As pertains the ecology of coastal areas, the rise in sea level will damage or destroy the delicate coastal ecosystems that depend on wetlands beaches, coral reefs, mangroves and estuaries. Many fish, birds and mammals rely on coastal wetlands for part of their life cycle. These areas also filter pollutants from coastal waters and help protect the coast from floods.

About one third of the world’s coastlines are sand and single beaches which sustain many animal species. A rise in sea level will increase the rate of erosion of beaches and dunes. The coral reefs are also sensitive to changes in sea temperature and sediment levels; they may not adapt and could be drowned by rapid rise of sea level.

Estuaries may be seriously affected by sea level rise. Tidal waters will flow further upriver widening estuaries and eroding river banks. Estuarine regions could become prone to flooding with stronger tidal flows rising river levels. The river water will become more saline if seawater penetrates further up estuaries causing fresh water plants and animals to retreat.

The higher temperatures will increase the rate of evaporation of moisture from plants, the land and oceans. This increases precipitation on principle of what goes up must come down, but effects are un even. Water resources in arid or semi arid areas are very sensitive to small changes in temperature and rainfall, temperature rise in low latitude areas impacts on water resources may be greatest in these areas because temperatures affect run-off which become groundwater. Global warming will increase the risk of drought wherever temperature increases and there is little increase in rainfall particularly in mid continental, mid latitude regions. Higher temperatures will also affect water supplies from melting snow, during winter especially melting during summer.

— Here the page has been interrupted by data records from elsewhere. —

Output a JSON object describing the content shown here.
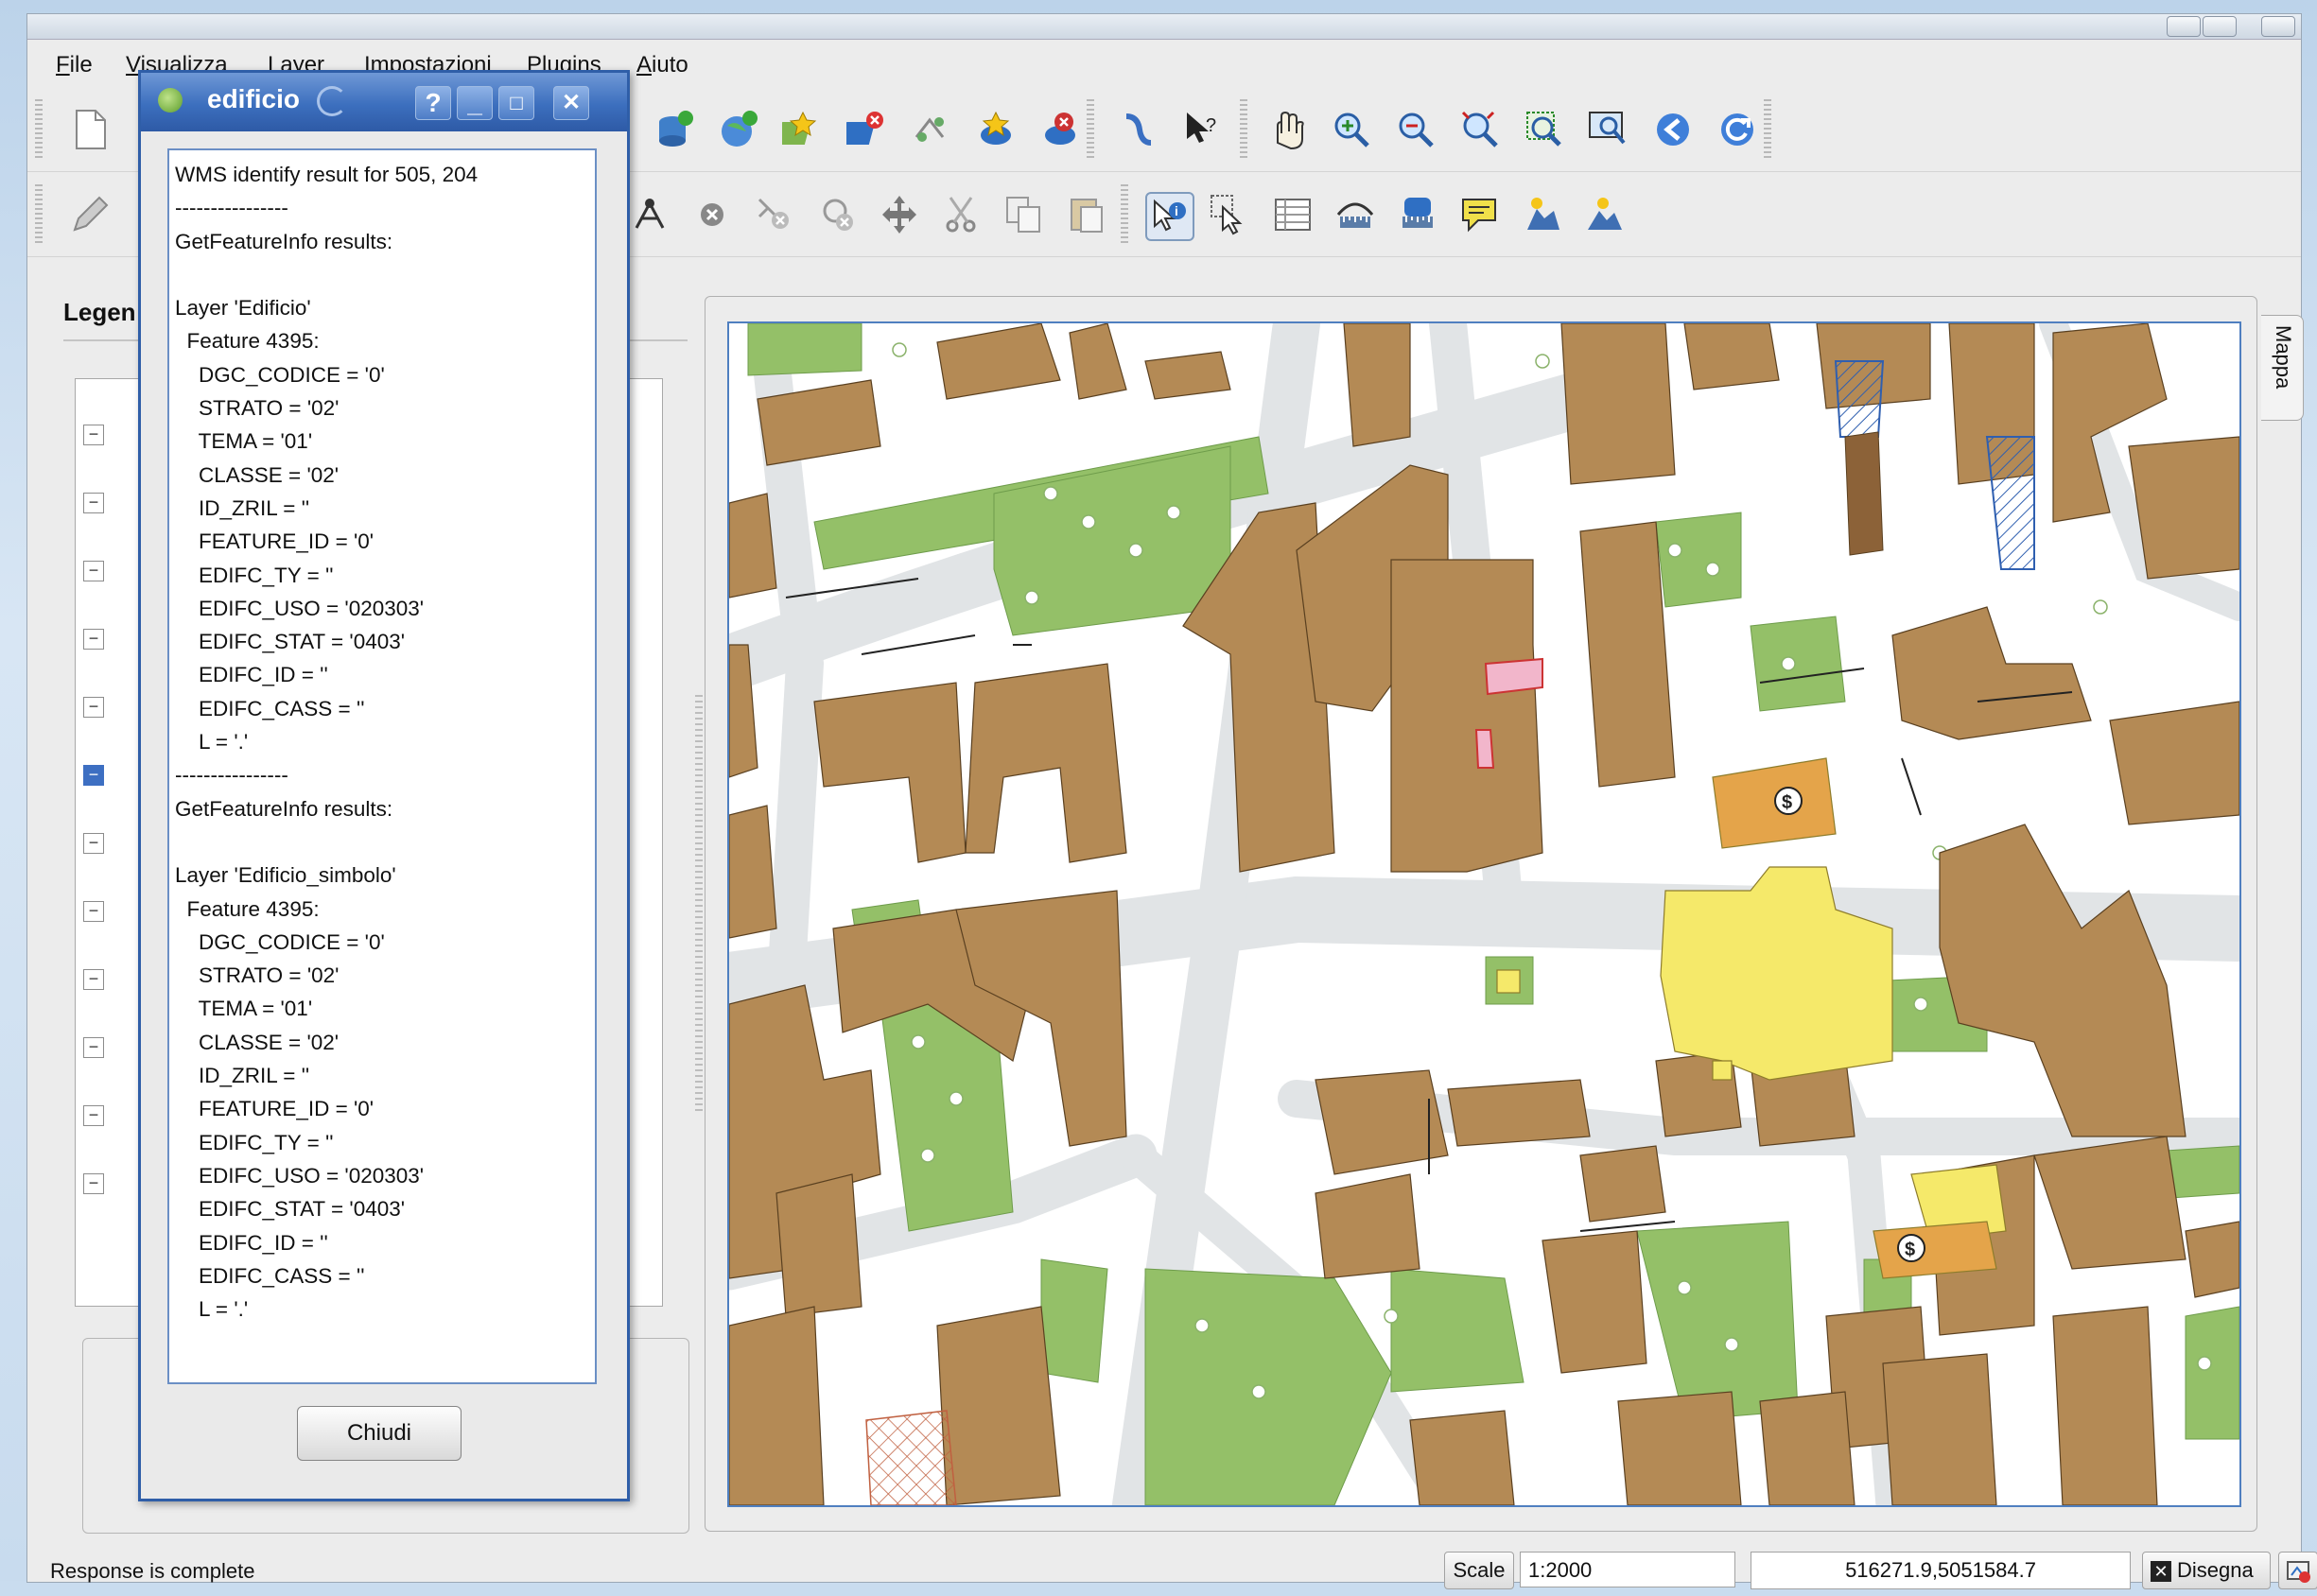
{
  "menu": {
    "items": [
      "File",
      "Visualizza",
      "Layer",
      "Impostazioni",
      "Plugins",
      "Aiuto"
    ]
  },
  "toolbar1": {
    "icons": [
      "new-project-icon",
      "save-icon",
      "add-vector-layer-icon",
      "add-raster-layer-icon",
      "add-postgis-layer-icon",
      "add-wms-layer-icon",
      "remove-layer-icon",
      "add-spatialite-layer-icon",
      "new-bookmark-icon",
      "remove-bookmark-icon",
      "show-bookmarks-icon",
      "help-icon",
      "pan-icon",
      "zoom-in-icon",
      "zoom-out-icon",
      "zoom-full-icon",
      "zoom-layer-icon",
      "zoom-selection-icon",
      "zoom-last-icon",
      "refresh-icon"
    ]
  },
  "toolbar2": {
    "icons": [
      "edit-pencil-icon",
      "node-tool-icon",
      "delete-selected-icon",
      "delete-part-icon",
      "delete-ring-icon",
      "move-feature-icon",
      "cut-icon",
      "copy-icon",
      "paste-icon",
      "identify-icon",
      "select-icon",
      "attribute-table-icon",
      "measure-line-icon",
      "measure-area-icon",
      "map-tips-icon",
      "add-text-annotation-icon",
      "add-form-annotation-icon"
    ]
  },
  "legend": {
    "title": "Legen"
  },
  "map": {
    "tab_label": "Mappa"
  },
  "dialog": {
    "title": "edificio",
    "help_button": "?",
    "minimize_button": "_",
    "maximize_button": "□",
    "close_button": "✕",
    "result_text": "WMS identify result for 505, 204\n----------------\nGetFeatureInfo results:\n\nLayer 'Edificio'\n  Feature 4395:\n    DGC_CODICE = '0'\n    STRATO = '02'\n    TEMA = '01'\n    CLASSE = '02'\n    ID_ZRIL = ''\n    FEATURE_ID = '0'\n    EDIFC_TY = ''\n    EDIFC_USO = '020303'\n    EDIFC_STAT = '0403'\n    EDIFC_ID = ''\n    EDIFC_CASS = ''\n    L = '.'\n----------------\nGetFeatureInfo results:\n\nLayer 'Edificio_simbolo'\n  Feature 4395:\n    DGC_CODICE = '0'\n    STRATO = '02'\n    TEMA = '01'\n    CLASSE = '02'\n    ID_ZRIL = ''\n    FEATURE_ID = '0'\n    EDIFC_TY = ''\n    EDIFC_USO = '020303'\n    EDIFC_STAT = '0403'\n    EDIFC_ID = ''\n    EDIFC_CASS = ''\n    L = '.'",
    "chiudi_button": "Chiudi"
  },
  "status": {
    "message": "Response is complete",
    "scale_label": "Scale",
    "scale_value": "1:2000",
    "coordinates": "516271.9,5051584.7",
    "render_label": "Disegna",
    "render_checked": true
  },
  "colors": {
    "building": "#b48a55",
    "green": "#94c068",
    "yellow": "#f5e96a",
    "orange": "#e4a44a",
    "road": "#e3e6e8",
    "dialog_border": "#2f5ea8"
  }
}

This means a warmer world, more rain and less snow. Rivers will tend to swell in winter and dry up in summer.

6.0 Ecosystems and vegetation

Natural ecosystems are interdependent networks of plants and animal species inhabitants unmanaged by humans including natural forests, wetlands, deserts, lakes and mountain regions. Climate change and its effects on other aspects of the biosphere, including soil moisture, could shift vegetation zones and the wildlife they support especially at high latitudes and altitudes. climate change could cause significant shift in vegetation as doubling of atmospheric carbon dioxide have had serious effects as temperature increase thus increasing precipitation and therefore rise in sea level.

Species distribution and bio diversity could be altered due to change of vegetation zone and therefore typical species. Some species may reduce in size while others cease to exist, disappear from certain regions or become extinct. Sea level rise will affect coastal habitants such as wetlands and marshes. The inland migration of mangrove swamps may be altered in case the inland is developed for agriculture.

7.0 Water resources

Water is the foundation for a fertile environment, and underpins most human activities- agricultural, industrial and domestic. Water is unevenly distributed over the planet, the worlds population is increasing pressure on the available water supply thus lowering water quality. The changes in rainfall- seasonal or long term can cause floods, drought and ecological disasters affecting millions of people.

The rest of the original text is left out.